Ganhei um DVD interessantíssimo: trata-se de duas edições do “Pinga Fogo” (um famoso programa de entrevistas da extinta TV Tupi) realizadas em 1971, com o médium Chico Xavier. O primeiro programa deveria durar uma hora: durou quase três; o segundo, pasmem, possui quatro horas de duração. Os programas foram ao vivo e alcançaram o maior índice de audiência até hoje registrado na história da TV brasileira – recorde impossível de ser superado, dada a realidade fragmentada dos canais de televisão nos dias atuais.
Eu poderia escrever mil crônicas sobre esses programas, mas resolvi concentrar meus comentários sobre dois temas: a humildade, objeto do texto desta semana, e a homossexualidade, de que tratarei semana que vem.
O DVD duplo traz uma série de extras, entre eles os depoimentos de alguns dos jornalistas que, naquela época, participaram da banca de entrevistadores, como Durval Monteiro, Reali Jr. e Saulo Gomes.
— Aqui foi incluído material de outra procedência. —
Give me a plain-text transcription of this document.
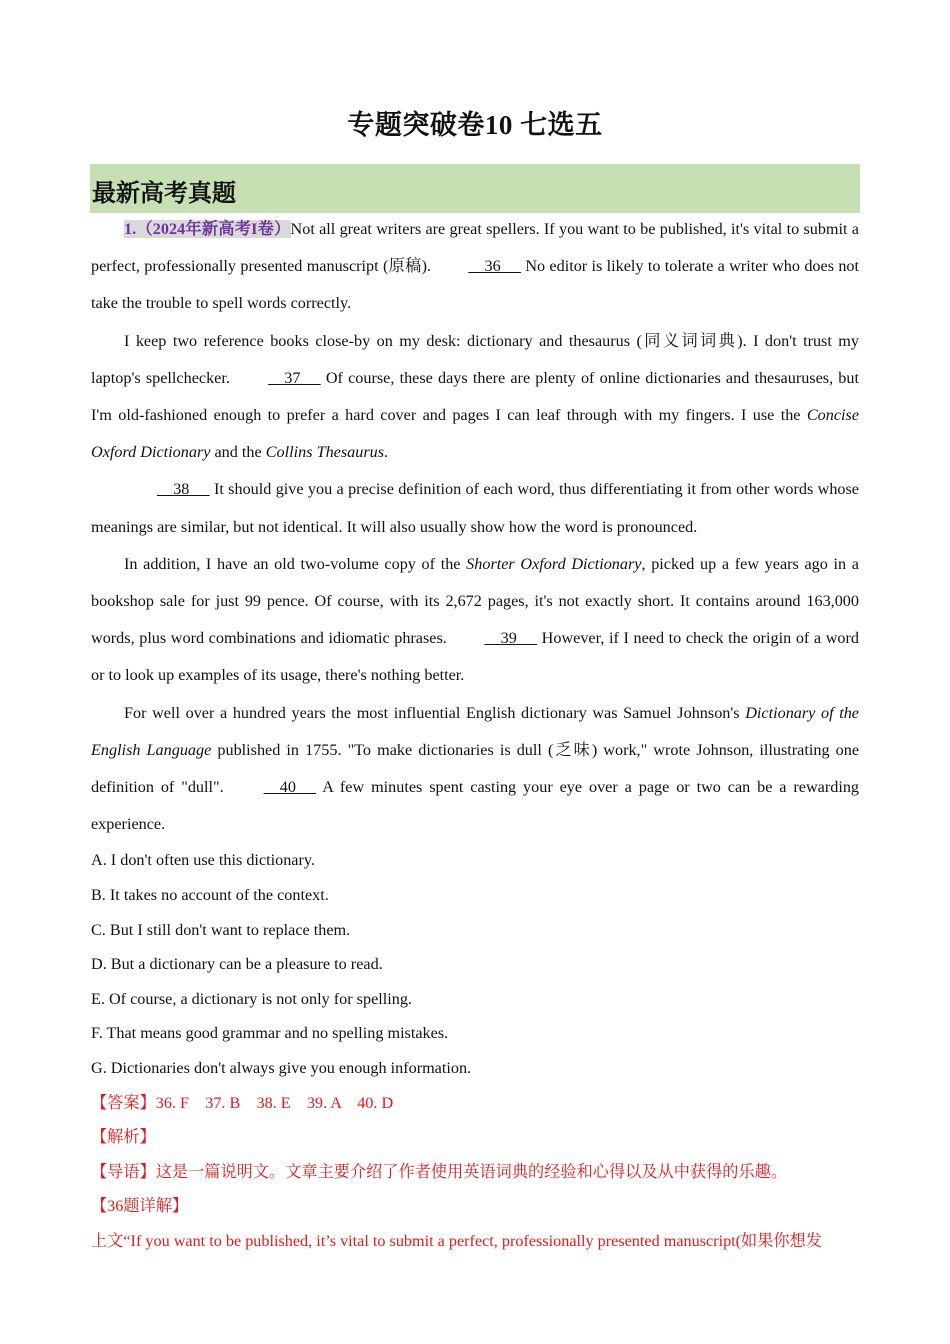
专题突破卷10 七选五
最新高考真题

1.（2024年新高考I卷）Not all great writers are great spellers. If you want to be published, it's vital to submit a perfect, professionally presented manuscript (原稿).	36 No editor is likely to tolerate a writer who does not take the trouble to spell words correctly.

I keep two reference books close-by on my desk: dictionary and thesaurus (同义词词典). I don't trust my laptop's spellchecker.	37 Of course, these days there are plenty of online dictionaries and thesauruses, but I'm old-fashioned enough to prefer a hard cover and pages I can leaf through with my fingers. I use the Concise Oxford Dictionary and the Collins Thesaurus.

38 It should give you a precise definition of each word, thus differentiating it from other words whose meanings are similar, but not identical. It will also usually show how the word is pronounced.

In addition, I have an old two-volume copy of the Shorter Oxford Dictionary, picked up a few years ago in a bookshop sale for just 99 pence. Of course, with its 2,672 pages, it's not exactly short. It contains around 163,000 words, plus word combinations and idiomatic phrases.	39 However, if I need to check the origin of a word or to look up examples of its usage, there's nothing better.

For well over a hundred years the most influential English dictionary was Samuel Johnson's Dictionary of the English Language published in 1755. "To make dictionaries is dull (乏味) work," wrote Johnson, illustrating one definition of "dull".	40 A few minutes spent casting your eye over a page or two can be a rewarding experience.

A. I don't often use this dictionary.

B. It takes no account of the context.

C. But I still don't want to replace them.

D. But a dictionary can be a pleasure to read.

E. Of course, a dictionary is not only for spelling.

F. That means good grammar and no spelling mistakes.

G. Dictionaries don't always give you enough information.

【答案】36. F    37. B    38. E    39. A    40. D

【解析】

【导语】这是一篇说明文。文章主要介绍了作者使用英语词典的经验和心得以及从中获得的乐趣。

【36题详解】

上文“If you want to be published, it’s vital to submit a perfect, professionally presented manuscript(如果你想发
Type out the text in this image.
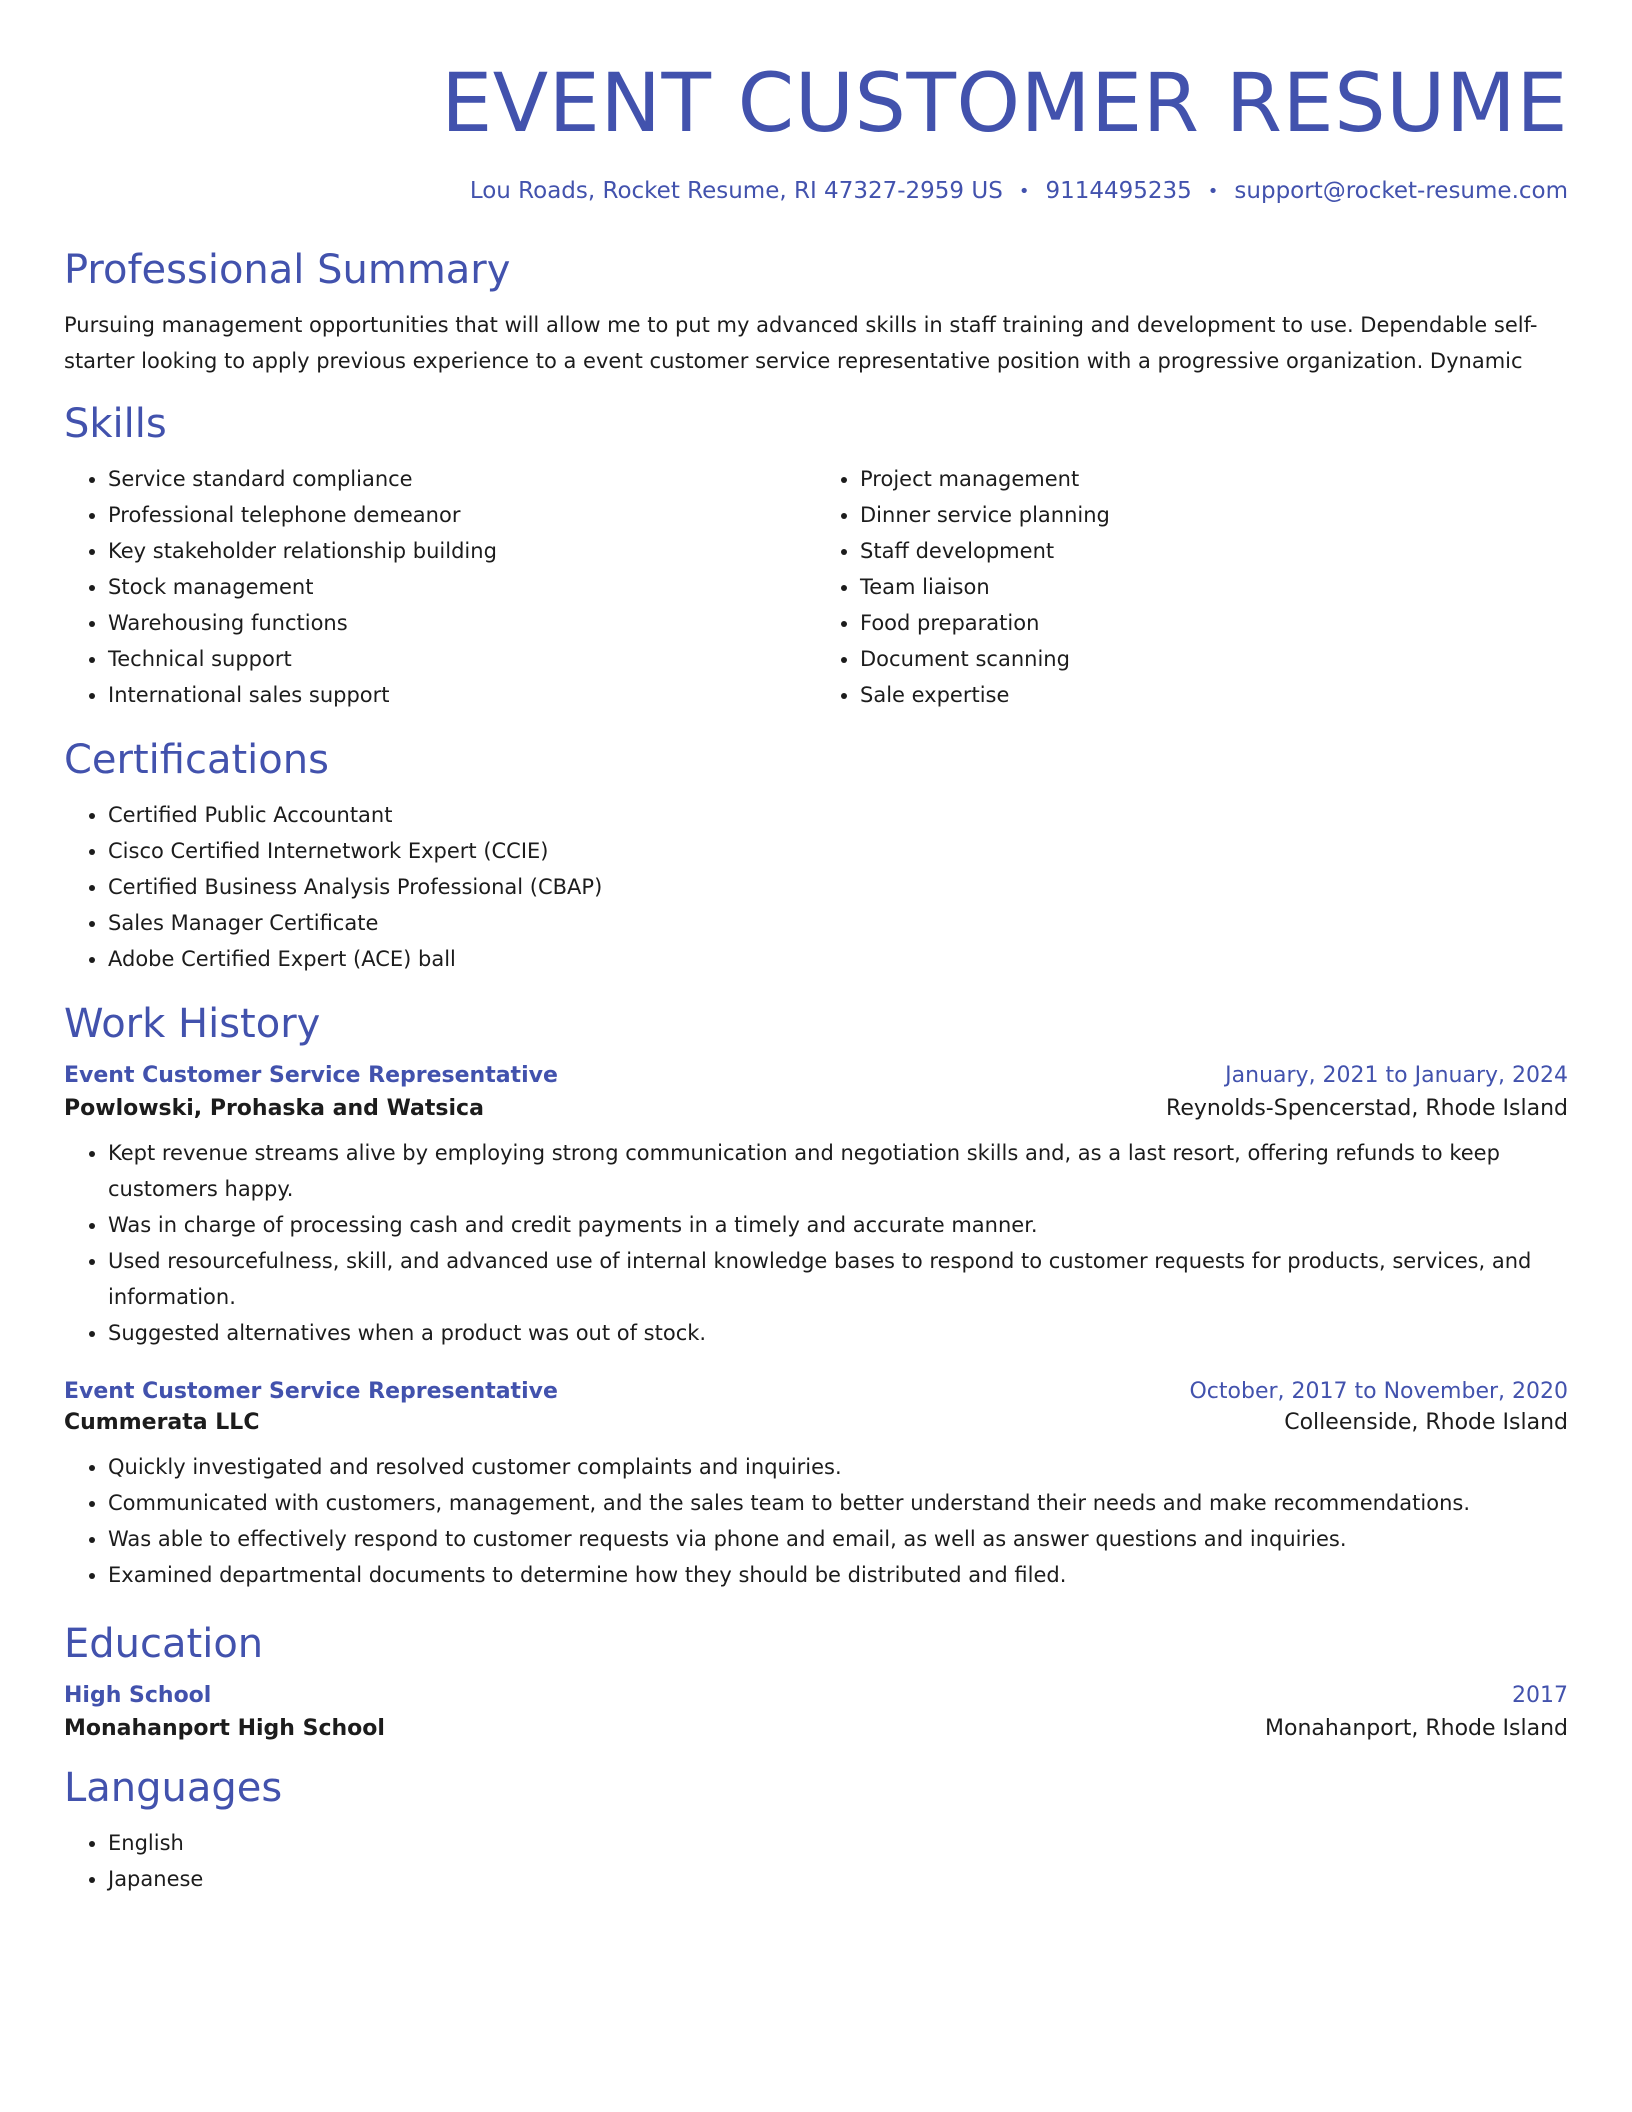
EVENT CUSTOMER RESUME
Lou Roads, Rocket Resume, RI 47327-2959 US • 9114495235 • support@rocket-resume.com
Professional Summary

Pursuing management opportunities that will allow me to put my advanced skills in staff training and development to use. Dependable self-starter looking to apply previous experience to a event customer service representative position with a progressive organization. Dynamic

Skills
• Service standard compliance
• Professional telephone demeanor
• Key stakeholder relationship building
• Stock management
• Warehousing functions
• Technical support
• International sales support
• Project management
• Dinner service planning
• Staff development
• Team liaison
• Food preparation
• Document scanning
• Sale expertise
Certifications
• Certified Public Accountant
• Cisco Certified Internetwork Expert (CCIE)
• Certified Business Analysis Professional (CBAP)
• Sales Manager Certificate
• Adobe Certified Expert (ACE) ball
Work History
Event Customer Service Representative	January, 2021 to January, 2024
Powlowski, Prohaska and Watsica	Reynolds-Spencerstad, Rhode Island
• Kept revenue streams alive by employing strong communication and negotiation skills and, as a last resort, offering refunds to keep customers happy.
• Was in charge of processing cash and credit payments in a timely and accurate manner.
• Used resourcefulness, skill, and advanced use of internal knowledge bases to respond to customer requests for products, services, and information.
• Suggested alternatives when a product was out of stock.
Event Customer Service Representative	October, 2017 to November, 2020
Cummerata LLC	Colleenside, Rhode Island
• Quickly investigated and resolved customer complaints and inquiries.
• Communicated with customers, management, and the sales team to better understand their needs and make recommendations.
• Was able to effectively respond to customer requests via phone and email, as well as answer questions and inquiries.
• Examined departmental documents to determine how they should be distributed and filed.
Education
High School	2017
Monahanport High School	Monahanport, Rhode Island
Languages
• English
• Japanese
Uma observação, porém, foi consenso entre todos os entrevistados: a impressionante humildade de Chico Xavier.
Nós podemos não ser missionários iluminados, mas não tentar desenvolver a virtude da humildade é, no mínimo, atraso e burrice
Eu não sou humilde e, com toda sinceridade, acho esse um traço de profundo atraso e burrice em mim. Já citei neste espaço algo que me aconteceu após um evento na “Casa das Rosas” em agosto do ano passado. Houve, porém, naquela noite, outro ponto digno de nota.
Durante o debate, eu disse que inspiração era coisa de amador, que o escritor profissional tem prazos a cumprir e, inspirado ou não, faz seu trabalho sem que o leitor note a diferença. No momento das perguntas da platéia, uma moça se opôs ao que eu disse e eu expliquei minhas razões. Mais uma vez, ela se opôs e mais uma vez eu expliquei meu ponto de vista. Pela terceira vez ela se opôs e, irritada, respondi: “Essa é minha opinião: respeite!”. Assim, o assunto foi encerrado.
Supus que aquela moça fosse uma aspirante a escritora (quase todos os problemas que tive em eventos públicos foram causados por pessoas que desejam ser escritores, mas que, por um motivo ou outro, ainda não alcançaram tal objetivo). O fato é que, pensando sobre o assunto, cheguei à conclusão, infelizmente tardia, de que as colocações daquela moça estavam certas: de alguma maneira eu busco a inspiração, se ela não vem naturalmente, eu tento criá-la e essa tentativa, mesmo que a fórceps, é uma prova de que, no fim das contas, eu não escrevo sem ela.
Se eu não fosse uma besta orgulhosa teria conseguido, naquele momento, raciocinar rapidamente, verificar que havia verdade nas objeções da moça e dizer, “Sabe de uma coisa? Você tem razão: eu preciso reavaliar minha idéia sobre o assunto”. Pronto: a discussão acabaria, o mal-estar geral também e agora não haveria alguém que provavelmente me odeia, andando por aí. De quem é a culpa? Do meu orgulho idiota, da minha falta de humildade.
Chico Xavier, não só para os kardecistas como eu, é um exemplo de humildade, assim como Madre Teresa de Calcutá, Gandhi ou Irmã Dulce – para não citar o próprio Cristo. Nós podemos não ser missionários iluminados, mas não tentar desenvolver a virtude da humildade é, no mínimo, atraso e burrice. Esta crônica, portanto, não trata absolutamente de religião, mas de algo muito mais simples: do nosso bem-estar e do bem-estar daqueles que convivem conosco. Aqui e agora.